Shevington Moor to Apply [Appley] Moor - distance 1340 yards

LRO ref DDX 194/52

This is a short stretch of road measured from Shevington Moor to Appley Moor gate, passing the entrance to Wrightington Hall. The survey was carried out using the surveyor’s chain and the readings were recorded in links. (The chain was 22yards long consisting of 100 links each 7.92 inches long). This unit of measure was used because the road was only part of the area being surveyed which included the hall entrance, the home farm and other information where accuracy to fine limits was required.

The starting place was on Shevington moor with a note saying “to ye coal pits” in a southerly direction. In AD 78 the Roman XX legion camped at a Brigantes Hill settlement and it is very possible that several of the coal seams which outcropped in the vicinity were worked as the Romans certainly appreciated the uses of coal.

References to ‘Se-cole’ and ‘Firestone’ are found in the records of the Wigan area from the middle of the 14th century. The earliest deeds in which coal mining rights are given is dated 1350. On the Haigh Estate the Bradshaws mined coal on an extensive scale from the 14th century. Leland passed through Wigan in 1538 and recorded the working of “muche canel like 'se-cole' at Haigh”

Round about 1600 at least 12 coal pits were working within a five-mile radius of Wigan centre, producing coal and cannel. Cannel takes its name from candle as it shines with a bright light when burned in the hearth in addition to a peat base. In many west Lancashire inventories the word cannel appears, the fame of which made Wigan the leading mining district of the area. During the seventeenth century a prosperous export trade was developed of the cannel and coal from Wigan to America.

Initially crop coals were worked in drift at the point of outcrop and then by excavation of small pits up to 25 feet deep. Towards the latter part of the 16th century the pits, known as “bell pits”, were being sunk up to a depth of 70-100 feet. Shafts cost £50-£100. Horse gins were used for winding.

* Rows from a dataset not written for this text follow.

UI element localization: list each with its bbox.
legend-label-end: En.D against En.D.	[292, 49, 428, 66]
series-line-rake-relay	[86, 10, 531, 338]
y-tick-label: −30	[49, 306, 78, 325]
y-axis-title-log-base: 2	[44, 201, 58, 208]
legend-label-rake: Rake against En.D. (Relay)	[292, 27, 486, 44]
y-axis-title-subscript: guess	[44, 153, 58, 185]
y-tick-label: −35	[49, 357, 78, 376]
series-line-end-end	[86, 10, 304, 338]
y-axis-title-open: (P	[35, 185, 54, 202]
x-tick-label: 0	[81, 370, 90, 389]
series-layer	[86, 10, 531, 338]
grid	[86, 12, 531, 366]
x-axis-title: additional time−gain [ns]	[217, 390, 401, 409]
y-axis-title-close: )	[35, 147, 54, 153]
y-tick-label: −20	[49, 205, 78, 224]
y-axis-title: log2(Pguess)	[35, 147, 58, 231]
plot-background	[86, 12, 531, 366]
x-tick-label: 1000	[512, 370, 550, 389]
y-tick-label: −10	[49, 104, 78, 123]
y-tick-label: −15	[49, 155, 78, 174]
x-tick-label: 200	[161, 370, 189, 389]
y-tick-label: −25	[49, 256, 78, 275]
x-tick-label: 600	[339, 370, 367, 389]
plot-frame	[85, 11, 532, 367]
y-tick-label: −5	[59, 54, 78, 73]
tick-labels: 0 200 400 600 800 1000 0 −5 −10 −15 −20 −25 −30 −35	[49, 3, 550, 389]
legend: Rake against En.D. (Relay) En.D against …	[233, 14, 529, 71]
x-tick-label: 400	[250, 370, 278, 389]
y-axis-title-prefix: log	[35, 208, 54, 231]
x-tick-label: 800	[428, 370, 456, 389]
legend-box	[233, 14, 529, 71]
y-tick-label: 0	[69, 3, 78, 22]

Standish Collieries had worked the Shevington pits from early times until Robin Hill Drift Mine closed in 1963. Robert Standish was working pits south of Standish Moor in 1653. His grandson William Standish leased coal just over the township boundary in Shevington to Thomas Hesketh of Rufford in March 1685. He also leased coal under three acres between Back Lane and Shevington Lane to Hesketh. Previously, on 10th October 1679 before the death of his father, Edward Standish sold the top seams of coal (probably the only ones they had proved) under the John Fields and on the east side of Back Lane Shevington to Hugh Dicconson of Wrightington Hall. The price paid was £10. The seams were the King Coal, Cannel and Ravine. The area was immediately south of Park plantation and south-east of Wood’s Farmhouse. Dicconson was allowed the use of Standish’s sough or water gate i.e. drainage tunnel but he was restricted in the amount of coal he could produce. During the first seven years he was allowed one getter and during the second seven years he could employ one getter for six months of each year and two during the second six months.

Residents of Appley Bridge currently find a coal seam outcropping in their gardens but the name of the seam is not known to them.

As a point of interest the author, during WWII, was selected by ballot and was directed, without option, to carry out his National Service in a coal mine. This was under the Bevin Scheme and such recruits were known as Bevin Boys. He worked at Woolley Colliery, Barnsley at the coalface in the 9-north Thorncliffe seam. This seam was three feet thick gradually reducing to two feet over three years working. In this seam was a thin band of cannel coal. Its only known property amongst the colliers at that time was that it could be shaped with a penknife. The author did cut and shape and gave his efforts to his girl friend. She, now his wife, still has them along with a miner’s lamp and helmet presented to him by the manager on demobilisation.

After 211 yards from the starting point on Shevington Moor, at the moor gate is the name Great Shakay, possibly a field name, at which place the line of the route changed through 154 degrees 40 minutes. At the lane junction, to the right 81 yards further along, the line of the road changed again through 145 degrees 55 minutes. The line of the lane changed again seven more times as it meandered towards Appley Moor gate. The home farm, occupied by Wm. Almond, was situated 650 yards to the east of the hall and had a footway leading to it. At 799 yards the way opened out followed by hall outbuildings, a kiln and entry to the hall gate at 942 yards from the starting point. From here the lane was enclosed and crossed another stream at 310 yards finally reaching the moor gate and part of Appley Moor at 398 yards. At this place the way opened into a fairly large area with a lane off to the left to Appley called Close Lane. Another lane led off to the right. This location is known today as Dangerous Corner and the road to Shevington Moor gate is now straight for most of its length. The stream, which crossed the road half way between the hall and Shevington Moor gate, now feeds a very large lake.

The information shown on the site survey sheets is difficult to read and the drawing on Route Nos 24/1 and 24/2 has been prepared to scale from the original data.

The data relating to the hall and gardens is shown in more detail on a separate sheet designated Route No 25/1 and 25/2.